Agnostic - Agnostos
The English term "agnostic" is derived from the Greek "agnostos," which means, "to not know." An agnostic is one who admits, "I don't know." The term is applied specifically to those who don't know for certain whether or not God exists. An agnostic is one who believes that the existence of God is unknown and most likely beyond human ability to discover.
Agnostic - Sitting on the Fence
By definition, an agnostic is not committed to believing in or disbelieving in the existence of God. Nevertheless, while agnosticism claims to "sit on the fence," many agnostics are "practical atheists," in that they actively pursue the atheistic lifestyle; that is, they tend to subscribe to moral relativism and live out their lives without any concern for ultimate accountability.
Agnostic - Evidence For God?
Can the agnostic know whether or not God exists? Is such knowledge obtainable by mere men? Modern scientific endeavor seems to indicate that such knowledge is obtainable to the objective observer. Let's examine the facts objectively…
Design necessitates a designer. This is a fundamental axiom. Thus, design detection methodology is a prerequisite for many fields of human endeavor, including archaeology, anthropology, forensics, criminal jurisprudence, copyright law, patent law, reverse engineering, crypto analysis, random number generation, and SETI (the Search for Extra-terrestrial Intelligence). In general, we find "specified complexity" to be a reliable indicator of the presence of intelligent design. Chance can explain complexity but not specification; a random sequence of letters is complex but not specified (it is meaningless). A Shakespearean sonnet is both complex and specified (it is meaningful). You can't have a Shakespearean sonnet without Shakespeare. (William A. Dembski, "The Design Inference: Eliminating Chance through Small Probabilities," 1998.)

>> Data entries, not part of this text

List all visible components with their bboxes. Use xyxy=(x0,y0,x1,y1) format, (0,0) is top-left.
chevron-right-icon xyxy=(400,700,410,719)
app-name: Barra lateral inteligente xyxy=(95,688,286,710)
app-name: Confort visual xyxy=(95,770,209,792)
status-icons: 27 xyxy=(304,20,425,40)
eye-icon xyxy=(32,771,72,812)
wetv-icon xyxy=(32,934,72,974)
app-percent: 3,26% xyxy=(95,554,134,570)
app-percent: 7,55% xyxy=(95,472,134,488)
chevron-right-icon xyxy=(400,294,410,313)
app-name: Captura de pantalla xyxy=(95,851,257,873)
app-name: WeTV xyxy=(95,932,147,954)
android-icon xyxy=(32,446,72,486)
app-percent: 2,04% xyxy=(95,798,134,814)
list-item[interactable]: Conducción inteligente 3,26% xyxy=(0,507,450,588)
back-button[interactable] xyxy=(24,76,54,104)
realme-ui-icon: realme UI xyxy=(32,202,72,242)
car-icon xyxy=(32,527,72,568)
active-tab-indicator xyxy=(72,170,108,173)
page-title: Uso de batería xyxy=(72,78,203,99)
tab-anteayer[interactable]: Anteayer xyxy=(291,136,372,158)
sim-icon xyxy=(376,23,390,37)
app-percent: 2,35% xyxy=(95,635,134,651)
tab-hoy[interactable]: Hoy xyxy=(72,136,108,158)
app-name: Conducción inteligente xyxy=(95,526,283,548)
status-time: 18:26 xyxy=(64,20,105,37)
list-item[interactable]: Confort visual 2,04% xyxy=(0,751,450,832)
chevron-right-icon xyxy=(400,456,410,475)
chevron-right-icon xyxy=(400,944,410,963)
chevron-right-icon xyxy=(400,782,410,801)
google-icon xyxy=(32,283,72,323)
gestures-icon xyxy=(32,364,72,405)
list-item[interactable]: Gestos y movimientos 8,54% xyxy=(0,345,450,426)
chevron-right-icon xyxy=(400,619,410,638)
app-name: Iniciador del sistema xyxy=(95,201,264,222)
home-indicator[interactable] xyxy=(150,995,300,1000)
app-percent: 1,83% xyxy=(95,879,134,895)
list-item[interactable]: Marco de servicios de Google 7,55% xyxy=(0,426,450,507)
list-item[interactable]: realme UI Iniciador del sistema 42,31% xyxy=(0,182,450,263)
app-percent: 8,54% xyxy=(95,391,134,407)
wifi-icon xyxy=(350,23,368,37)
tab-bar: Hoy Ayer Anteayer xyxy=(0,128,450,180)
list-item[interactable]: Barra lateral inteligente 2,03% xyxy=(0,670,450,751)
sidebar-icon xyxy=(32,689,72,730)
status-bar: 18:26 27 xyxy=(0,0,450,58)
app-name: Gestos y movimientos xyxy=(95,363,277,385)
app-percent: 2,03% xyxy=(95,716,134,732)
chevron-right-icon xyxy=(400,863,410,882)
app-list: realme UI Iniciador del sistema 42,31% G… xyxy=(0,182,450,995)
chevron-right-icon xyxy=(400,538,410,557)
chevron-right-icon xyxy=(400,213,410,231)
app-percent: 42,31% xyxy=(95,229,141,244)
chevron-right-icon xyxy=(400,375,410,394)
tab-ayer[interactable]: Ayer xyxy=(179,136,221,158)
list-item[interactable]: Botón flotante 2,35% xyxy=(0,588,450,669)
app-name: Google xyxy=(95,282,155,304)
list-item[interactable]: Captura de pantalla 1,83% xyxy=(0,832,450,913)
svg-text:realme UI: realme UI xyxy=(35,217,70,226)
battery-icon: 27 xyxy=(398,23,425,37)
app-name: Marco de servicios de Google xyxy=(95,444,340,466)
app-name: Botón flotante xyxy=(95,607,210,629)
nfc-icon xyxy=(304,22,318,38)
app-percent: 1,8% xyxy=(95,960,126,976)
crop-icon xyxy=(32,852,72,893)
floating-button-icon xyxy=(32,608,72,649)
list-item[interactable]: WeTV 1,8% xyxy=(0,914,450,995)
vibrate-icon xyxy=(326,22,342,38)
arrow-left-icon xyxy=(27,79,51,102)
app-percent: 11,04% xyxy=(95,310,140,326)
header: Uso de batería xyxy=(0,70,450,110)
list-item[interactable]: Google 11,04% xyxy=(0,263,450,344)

When we apply the general principles of detecting specified complexity to living creatures, we find it reasonable to infer the presence of intelligent design. Common sense demands a Designer. Let's take the e-coli bacterial flagellum for example. The e-coli bacterial flagellum is what propels e-coli bacteria through their microscopic world. It consists of about 40 different protein parts (which come into focus when magnified 50,000 times using electron micrographs), including a stator, rotor, drive shaft, U-joint, and propeller. It is not simply convenient that we've given these parts these specific names - that's truly their function. The bacterial flagellum is a microscopic outboard motor! These microscopic outboard motors are absolutely amazing - a marvel of engineering. They can run at an incredible 100,000 rpm. Nevertheless, they can stop on a microscopic dime. In fact, it takes only a quarter turn for them to stop, shift gears and start spinning 100,000 rpm in the other direction! The flagellar motor is water-cooled and is hardwired into a signal transduction (sensory mechanism) so that it gets feedback from its environment! ("Unlocking the Mystery of Life," documentary by Illustra Media, 2002.)
The point is, if you were to find a stator, rotor, drive-shaft, U-joint, or propeller in any vehicle, any machine, any toy or model, you would recognize it as the product of an intelligent source. No one would expect any outboard motor, much less one this incredible, would ever be the product of a chance assemblage of parts. That is absurd. Outboard motors are the product of intelligent design. (Michael Behe, "Darwin's Black Box," 1996.)
The term "Irreducible Complexity" was first coined by Michael Behe in describing these molecular machines. Each mechanical part is absolutely necessary for the whole to function. Thus there is no naturalistic, gradual, evolutionary explanation for the existence of a bacterial flagellum. Not only does common sense demand a Designer, there is no plausible naturalistic explanation to explain away the necessity of a Designer.
The bacterial flagellum is only one among many thousands of intricate well-designed molecular machines. Molecular biologist Michael Denton wrote, "Although the tiniest bacterial cells are incredibly small, weighing less than 10-12 grams, each is in effect a veritable micro-miniaturized factory containing thousands of exquisitely designed pieces of intricate molecular machinery, made up altogether of one hundred thousand atoms, far more complicated than any machinery built by man and absolutely without parallel in the non-living world" (Michael Denton, "Evolution: A Theory in Crisis," 1986, p. 250).